Index
E3L E09301000;Norm
31977L0388 Umsatzsteuer-RL 06te Art17 Abs2;Beachte
Vorabentscheidungsverfahren:* Vorabentscheidungsantrag:98/15/0136 B 22. September 1999 * EuGH-Entscheidung: EuGH 61999CJ0409 8. Januar 2002Betreff
Der Verwaltungsgerichtshof hat durch den Vorsitzenden Senatspräsident Dr. Karger und die Hofräte Dr. Sulyok, Dr. Fuchs, Dr. Zorn und Dr. Mairinger als Richter, im Beisein des Schriftführers Dr. Zehetner, über die Beschwerde des M in L, vertreten durch Dr. Bernd A. Oberhofer, Rechtsanwalt in 6020 Innsbruck, Schöpfstraße 6b, gegen den Bescheid der Finanzlandesdirektion für Vorarlberg vom 8. März 1999, Zl. RV 584/1-V6/98, betreffend Umsatzsteuer 1996, zu Recht erkannt:
Spruch
Der angefochtene Bescheid wird wegen Rechtswidrigkeit seines Inhaltes aufgehoben.

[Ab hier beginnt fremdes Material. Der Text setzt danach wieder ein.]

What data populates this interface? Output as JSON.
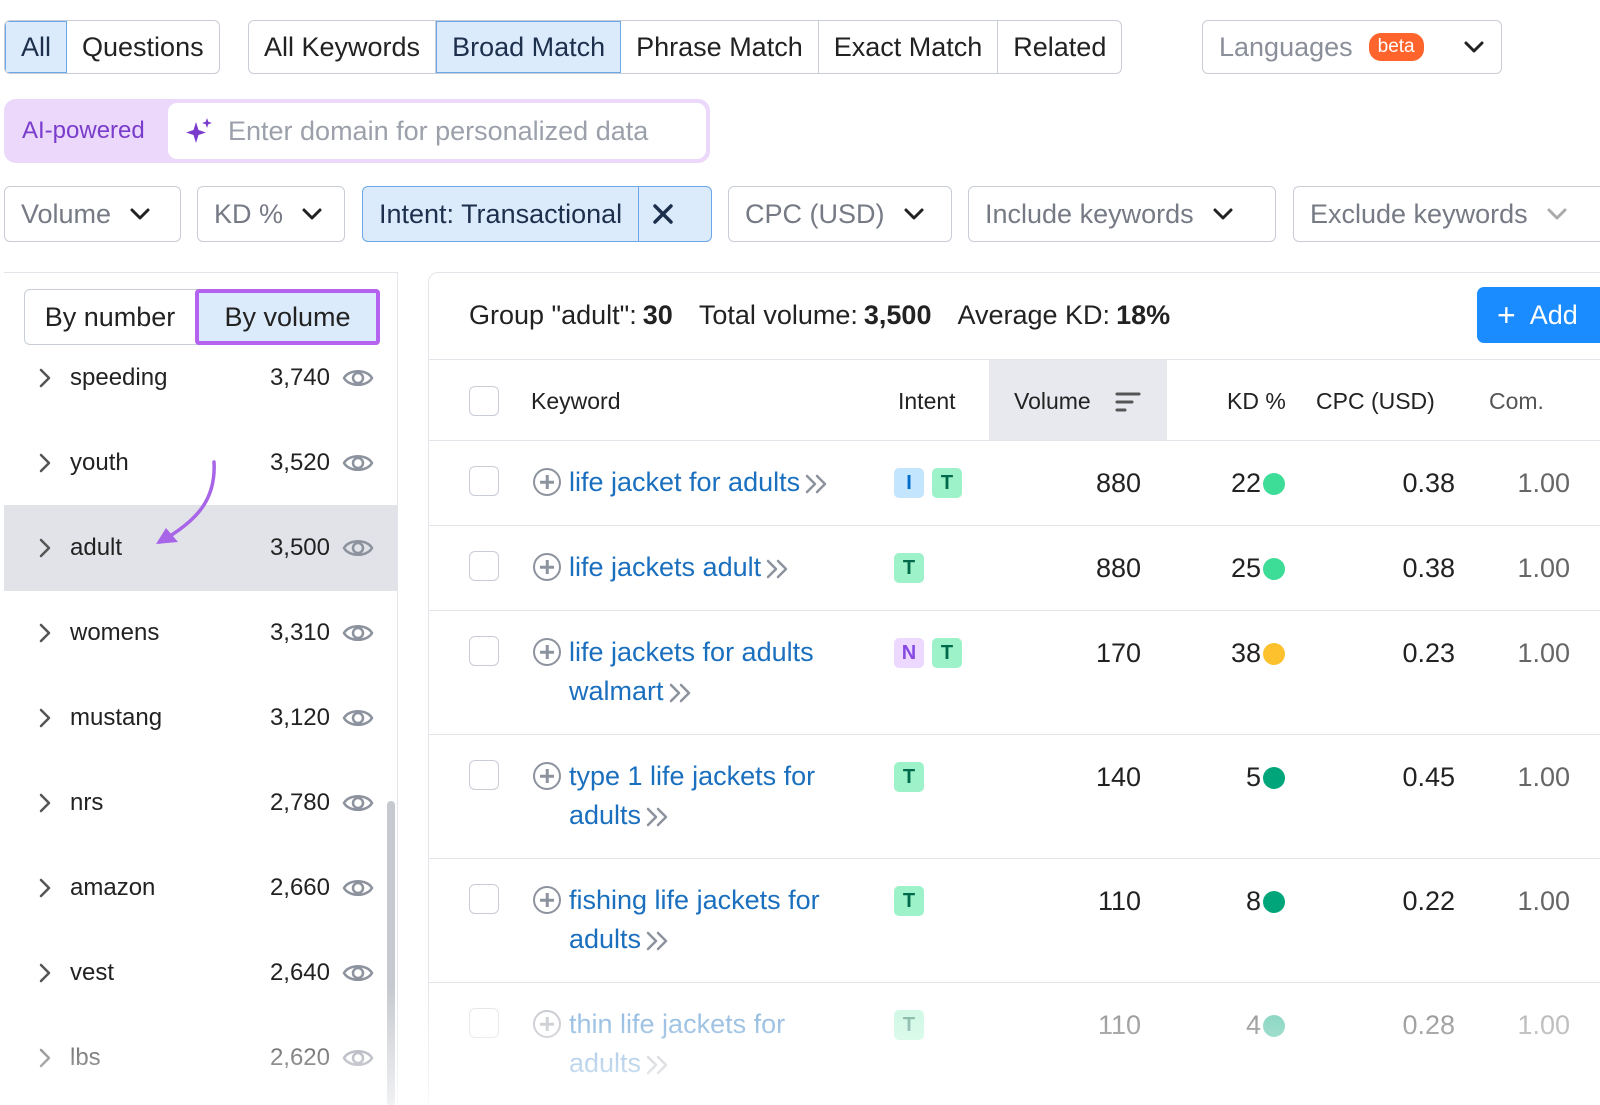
{
  "tabs": {
    "group1": [
      "All",
      "Questions"
    ],
    "group2": [
      "All Keywords",
      "Broad Match",
      "Phrase Match",
      "Exact Match",
      "Related"
    ],
    "active": [
      "All",
      "Broad Match"
    ]
  },
  "languages": {
    "label": "Languages",
    "badge": "beta"
  },
  "ai": {
    "label": "AI-powered",
    "placeholder": "Enter domain for personalized data"
  },
  "filters": {
    "volume": "Volume",
    "kd": "KD %",
    "intent": "Intent: Transactional",
    "cpc": "CPC (USD)",
    "include": "Include keywords",
    "exclude": "Exclude keywords"
  },
  "sidebar": {
    "toggle": {
      "by_number": "By number",
      "by_volume": "By volume",
      "active": "By volume"
    },
    "groups": [
      {
        "name": "speeding",
        "volume": "3,740"
      },
      {
        "name": "youth",
        "volume": "3,520"
      },
      {
        "name": "adult",
        "volume": "3,500",
        "selected": true
      },
      {
        "name": "womens",
        "volume": "3,310"
      },
      {
        "name": "mustang",
        "volume": "3,120"
      },
      {
        "name": "nrs",
        "volume": "2,780"
      },
      {
        "name": "amazon",
        "volume": "2,660"
      },
      {
        "name": "vest",
        "volume": "2,640"
      },
      {
        "name": "lbs",
        "volume": "2,620"
      }
    ]
  },
  "summary": {
    "group_label": "Group \"adult\":",
    "group_count": "30",
    "total_label": "Total volume:",
    "total_value": "3,500",
    "kd_label": "Average KD:",
    "kd_value": "18%"
  },
  "add_button": "Add",
  "table": {
    "headers": {
      "keyword": "Keyword",
      "intent": "Intent",
      "volume": "Volume",
      "kd": "KD %",
      "cpc": "CPC (USD)",
      "com": "Com."
    },
    "rows": [
      {
        "keyword_lines": [
          "life jacket for adults"
        ],
        "intents": [
          "I",
          "T"
        ],
        "volume": "880",
        "kd": "22",
        "kd_color": "#3ddc97",
        "cpc": "0.38",
        "com": "1.00"
      },
      {
        "keyword_lines": [
          "life jackets adult"
        ],
        "intents": [
          "T"
        ],
        "volume": "880",
        "kd": "25",
        "kd_color": "#3ddc97",
        "cpc": "0.38",
        "com": "1.00"
      },
      {
        "keyword_lines": [
          "life jackets for adults",
          "walmart"
        ],
        "intents": [
          "N",
          "T"
        ],
        "volume": "170",
        "kd": "38",
        "kd_color": "#fcc12d",
        "cpc": "0.23",
        "com": "1.00"
      },
      {
        "keyword_lines": [
          "type 1 life jackets for",
          "adults"
        ],
        "intents": [
          "T"
        ],
        "volume": "140",
        "kd": "5",
        "kd_color": "#00a67a",
        "cpc": "0.45",
        "com": "1.00"
      },
      {
        "keyword_lines": [
          "fishing life jackets for",
          "adults"
        ],
        "intents": [
          "T"
        ],
        "volume": "110",
        "kd": "8",
        "kd_color": "#00a67a",
        "cpc": "0.22",
        "com": "1.00"
      },
      {
        "keyword_lines": [
          "thin life jackets for",
          "adults"
        ],
        "intents": [
          "T"
        ],
        "volume": "110",
        "kd": "4",
        "kd_color": "#00a67a",
        "cpc": "0.28",
        "com": "1.00"
      }
    ]
  },
  "colors": {
    "accent": "#1a8cff",
    "link": "#1a6fbe",
    "highlight": "#b363ef",
    "annotation_arrow": "#a865e8"
  }
}
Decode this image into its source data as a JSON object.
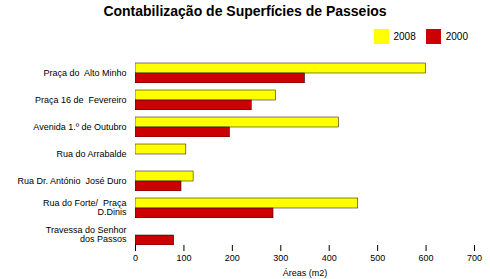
{
  "chart_data": {
    "type": "bar",
    "orientation": "horizontal",
    "title": "Contabilização de Superfícies de Passeios",
    "xlabel": "Áreas (m2)",
    "categories": [
      "Travessa do Senhor\ndos Passos",
      "Rua do Forte/  Praça\n    D.Dinis",
      "Rua Dr. António  José Duro",
      "Rua do Arrabalde",
      "Avenida 1.º de Outubro",
      "Praça 16 de  Fevereiro",
      "Praça do  Alto Minho"
    ],
    "series": [
      {
        "name": "2008",
        "color": "#ffff00",
        "values": [
          0,
          460,
          120,
          105,
          420,
          290,
          600
        ]
      },
      {
        "name": "2000",
        "color": "#cc0000",
        "values": [
          80,
          285,
          95,
          0,
          195,
          240,
          350
        ]
      }
    ],
    "xlim": [
      0,
      700
    ],
    "xticks": [
      0,
      100,
      200,
      300,
      400,
      500,
      600,
      700
    ],
    "legend": "upper right",
    "grid": false
  }
}
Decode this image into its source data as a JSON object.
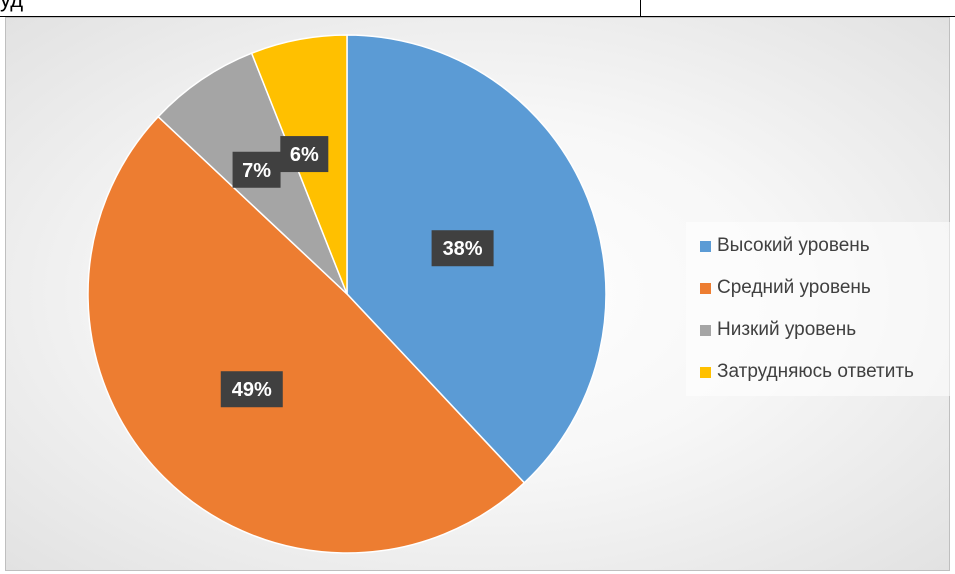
{
  "page_header": {
    "fragment": "уд"
  },
  "colors": {
    "high": "#5B9BD5",
    "medium": "#ED7D31",
    "low": "#A5A5A5",
    "unsure": "#FFC000",
    "label_bg": "#404040",
    "label_text": "#ffffff"
  },
  "chart_data": {
    "type": "pie",
    "title": "",
    "categories": [
      "Высокий уровень",
      "Средний уровень",
      "Низкий уровень",
      "Затрудняюсь ответить"
    ],
    "values": [
      38,
      49,
      7,
      6
    ],
    "data_labels": [
      "38%",
      "49%",
      "7%",
      "6%"
    ],
    "legend_position": "right"
  }
}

Der Bund hat dem Beschwerdeführer Aufwendungen in der Höhe von 1.089,68 EUR binnen zwei Wochen bei sonstiger Exekution zu ersetzen.
Begründung
Der Beschwerdeführer beantragte in der Umsatzsteuererklärung für das Jahr 1996 den Abzug von Vorsteuern für den Betrieb eines Kraftfahrzeuges der Marke "Fiat Ulysse". Er führte dazu aus, bekanntlich sei "der Vorsteuerabzug aus Kleinbuskosten durch das Sparpaket 1996 eingeschränkt bzw. weggefallen". Aufgrund von "EU-Vorschriften" bestünden Bedenken gegen die Einschränkungen des Vorsteuerabzuges. Der Beschwerdeführer berufe sich auf die Mehrwertsteuerrichtlinie der EU und mache den Vorsteuerabzug für den Kleinbus "Fiat Ulysse" weiter geltend.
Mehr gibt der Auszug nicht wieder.